Footings are placed at some depth below the ground surface with minimum embedment for the following purposes (Lambe and Whitman):
1. To gain additional bearing capacity derived by the embedment.
2. To place the footing below the zone of seasonal moisture variations for protection against swelling and shrinkage cycle in case of clayey soils and against the frost action in cold climates.
3. To enable the removal of top organic soil layer.
4. To avoid excessive rise in the elevation of finished floor level.
5. To prevent loss of support to the foundation by soil erosion.
The depth of foundation mainly depends on the soil profile at the construction site. Depth of foundation is the first and most important parameter to be decided before choosing suitable foundation for the structure.
Following are the criteria used to decide the depth of foundation:
1. Minimum Embedment Depth:
IS – 1904-1986 recommends a minimum depth of 0.5 m for the foundation. It is, however, conventional to use a minimum depth of 0.9 m for the foundation.
2. Top Soil:
The top soil at any site is usually organic soil or waste, which should be completely removed and the foundation is placed below the top soil. If the top soil extends to a larger depth, it may be replaced with a suitable backfill material and the foundation may be placed at the minimum depth.
3. Filled-Up Soil:
Certain sites are previously used as dumps for municipal waste or old mine waste. The foundation in such sites should be taken below the bottom of the waste dump to avoid excessive settlement of the foundation and structure. Alternately, the waste may be completely removed and replaced with suitable backfill and the foundation may be located at a suitable depth.

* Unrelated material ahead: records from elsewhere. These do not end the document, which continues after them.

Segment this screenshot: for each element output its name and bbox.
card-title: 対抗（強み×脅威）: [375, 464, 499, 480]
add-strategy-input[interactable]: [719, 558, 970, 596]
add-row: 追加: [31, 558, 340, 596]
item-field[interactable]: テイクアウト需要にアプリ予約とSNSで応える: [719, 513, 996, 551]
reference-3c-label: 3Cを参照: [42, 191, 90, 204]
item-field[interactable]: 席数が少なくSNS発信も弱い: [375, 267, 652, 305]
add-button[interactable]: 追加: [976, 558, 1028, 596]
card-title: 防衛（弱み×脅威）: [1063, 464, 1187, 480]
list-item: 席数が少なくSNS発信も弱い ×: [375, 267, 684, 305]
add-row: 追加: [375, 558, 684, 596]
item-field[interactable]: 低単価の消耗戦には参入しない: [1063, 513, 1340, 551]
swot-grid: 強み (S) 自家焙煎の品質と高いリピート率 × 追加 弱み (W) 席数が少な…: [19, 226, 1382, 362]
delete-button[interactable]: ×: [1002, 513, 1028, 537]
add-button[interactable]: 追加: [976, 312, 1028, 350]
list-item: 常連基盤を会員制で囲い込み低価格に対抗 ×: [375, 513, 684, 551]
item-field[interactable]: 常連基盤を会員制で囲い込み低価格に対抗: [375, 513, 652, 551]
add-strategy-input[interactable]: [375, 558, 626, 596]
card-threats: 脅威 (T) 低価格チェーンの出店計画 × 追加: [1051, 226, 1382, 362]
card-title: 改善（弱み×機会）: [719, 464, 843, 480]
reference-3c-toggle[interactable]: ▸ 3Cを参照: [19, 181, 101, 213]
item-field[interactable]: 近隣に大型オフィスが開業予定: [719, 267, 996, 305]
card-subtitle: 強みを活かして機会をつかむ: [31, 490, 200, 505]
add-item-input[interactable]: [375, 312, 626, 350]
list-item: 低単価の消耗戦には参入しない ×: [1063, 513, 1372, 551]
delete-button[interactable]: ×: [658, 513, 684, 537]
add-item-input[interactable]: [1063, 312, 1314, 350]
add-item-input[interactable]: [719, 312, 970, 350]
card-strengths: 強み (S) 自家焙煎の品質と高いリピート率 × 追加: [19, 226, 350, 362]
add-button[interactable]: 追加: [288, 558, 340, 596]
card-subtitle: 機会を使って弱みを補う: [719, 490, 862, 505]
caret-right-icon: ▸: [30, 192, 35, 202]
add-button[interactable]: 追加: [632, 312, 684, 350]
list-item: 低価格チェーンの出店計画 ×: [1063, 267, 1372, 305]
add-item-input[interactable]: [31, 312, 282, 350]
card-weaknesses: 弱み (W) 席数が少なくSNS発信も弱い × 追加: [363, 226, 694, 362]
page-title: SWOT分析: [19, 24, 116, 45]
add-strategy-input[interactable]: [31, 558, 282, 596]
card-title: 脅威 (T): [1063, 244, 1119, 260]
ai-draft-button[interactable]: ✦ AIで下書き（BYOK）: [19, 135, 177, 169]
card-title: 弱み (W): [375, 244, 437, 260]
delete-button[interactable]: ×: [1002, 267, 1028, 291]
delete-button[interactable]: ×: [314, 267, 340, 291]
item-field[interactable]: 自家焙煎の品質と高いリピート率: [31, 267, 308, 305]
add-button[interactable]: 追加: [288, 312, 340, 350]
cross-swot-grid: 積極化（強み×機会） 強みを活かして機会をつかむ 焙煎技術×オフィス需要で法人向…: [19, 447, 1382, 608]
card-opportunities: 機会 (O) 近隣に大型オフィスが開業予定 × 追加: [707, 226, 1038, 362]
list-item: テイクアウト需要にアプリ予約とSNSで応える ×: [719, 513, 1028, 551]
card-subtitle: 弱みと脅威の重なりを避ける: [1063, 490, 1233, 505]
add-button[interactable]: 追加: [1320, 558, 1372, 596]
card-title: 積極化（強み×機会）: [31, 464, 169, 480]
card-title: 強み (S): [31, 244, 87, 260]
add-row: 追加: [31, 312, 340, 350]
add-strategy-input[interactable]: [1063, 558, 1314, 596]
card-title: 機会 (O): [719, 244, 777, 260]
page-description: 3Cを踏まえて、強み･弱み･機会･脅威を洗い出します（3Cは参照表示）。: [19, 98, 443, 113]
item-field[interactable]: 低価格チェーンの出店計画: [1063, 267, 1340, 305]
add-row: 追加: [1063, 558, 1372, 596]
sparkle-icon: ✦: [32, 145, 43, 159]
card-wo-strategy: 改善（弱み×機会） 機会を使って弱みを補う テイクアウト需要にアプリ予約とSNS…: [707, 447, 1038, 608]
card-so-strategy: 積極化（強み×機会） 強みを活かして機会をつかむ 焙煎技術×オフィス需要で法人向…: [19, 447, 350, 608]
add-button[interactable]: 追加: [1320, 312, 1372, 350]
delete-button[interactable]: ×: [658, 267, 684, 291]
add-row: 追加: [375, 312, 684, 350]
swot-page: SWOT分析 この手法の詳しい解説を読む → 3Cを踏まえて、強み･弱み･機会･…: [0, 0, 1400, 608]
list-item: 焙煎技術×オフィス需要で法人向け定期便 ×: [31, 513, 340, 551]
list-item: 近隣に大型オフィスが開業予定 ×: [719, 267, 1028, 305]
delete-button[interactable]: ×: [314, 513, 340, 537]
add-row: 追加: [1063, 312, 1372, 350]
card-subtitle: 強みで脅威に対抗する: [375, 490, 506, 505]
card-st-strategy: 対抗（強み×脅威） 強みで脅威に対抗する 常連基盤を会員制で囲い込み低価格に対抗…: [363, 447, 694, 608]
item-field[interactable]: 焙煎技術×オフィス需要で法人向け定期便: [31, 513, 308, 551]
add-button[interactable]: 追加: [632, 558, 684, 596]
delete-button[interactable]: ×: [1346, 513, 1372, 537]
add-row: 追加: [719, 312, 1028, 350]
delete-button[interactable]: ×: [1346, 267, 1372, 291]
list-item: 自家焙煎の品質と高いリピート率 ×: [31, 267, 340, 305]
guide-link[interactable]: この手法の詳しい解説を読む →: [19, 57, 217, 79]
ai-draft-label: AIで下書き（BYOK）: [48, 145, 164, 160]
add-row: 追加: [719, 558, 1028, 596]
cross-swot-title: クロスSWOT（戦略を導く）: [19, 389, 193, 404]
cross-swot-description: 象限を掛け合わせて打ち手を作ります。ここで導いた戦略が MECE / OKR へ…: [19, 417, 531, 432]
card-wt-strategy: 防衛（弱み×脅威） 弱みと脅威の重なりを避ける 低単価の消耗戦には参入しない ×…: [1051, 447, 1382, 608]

4. Depth of Hard/Stiff Soil:
The foundation should be taken to a level where soil with reasonably high bearing capacity and less compressibility is available. This is the usual rule unless the depth to the hard stratum is very large. This will mainly ensure that the size of the foundation is not excessively large and hence economical.
5. Type of Structure:
For heavy, large, and important structures, such as multi-story structures, sky scrapers, and bridges, the foundations should always be taken to the hard soil/rock.
6. Type of Soil:
For structures located in sites with deep soft clays, the foundation should usually be taken below the bottom of the soft clay, unless the ground improvement proves more economical and viable solution with a shallow depth of foundation.
7. Groundwater Table:
Wherever feasible, the foundation should be located above the groundwater table (GWT). This is because of the undesirable effects of the ground water on the foundation as well as the foundation soil. However, the GWT level changes with seasons and it may not always be possible to consider this criterion.
8. Frost Depth:
In cold regions, where water near ground surface is likely to be frozen during winter, the foundation should be located below the frost depth to avoid damage to the foundation from frost heave.
9. Active Zone:
In black cotton soils, the high volume changes within depth of active zone due to seasonal moisture variations have detrimental effects on the foundation, floors and walls of the building. Hence, the foundation is located below the depth of active zone, which varies from 1.5 to 2.5 m or more from place to place.
10. Damage to Adjacent Structures:
The depth of foundation should be so selected as to avoid the overlapping of the pressure bulb of the new foundation with that of the foundations of the adjacent structure. This is to avoid damage to the existing structure due to the construction of the new structure.
11. Scour Depth and Grip Length:
For all bridges, the foundations should be located below the maximum scour depth plus the minimum grip length below the highest flood level.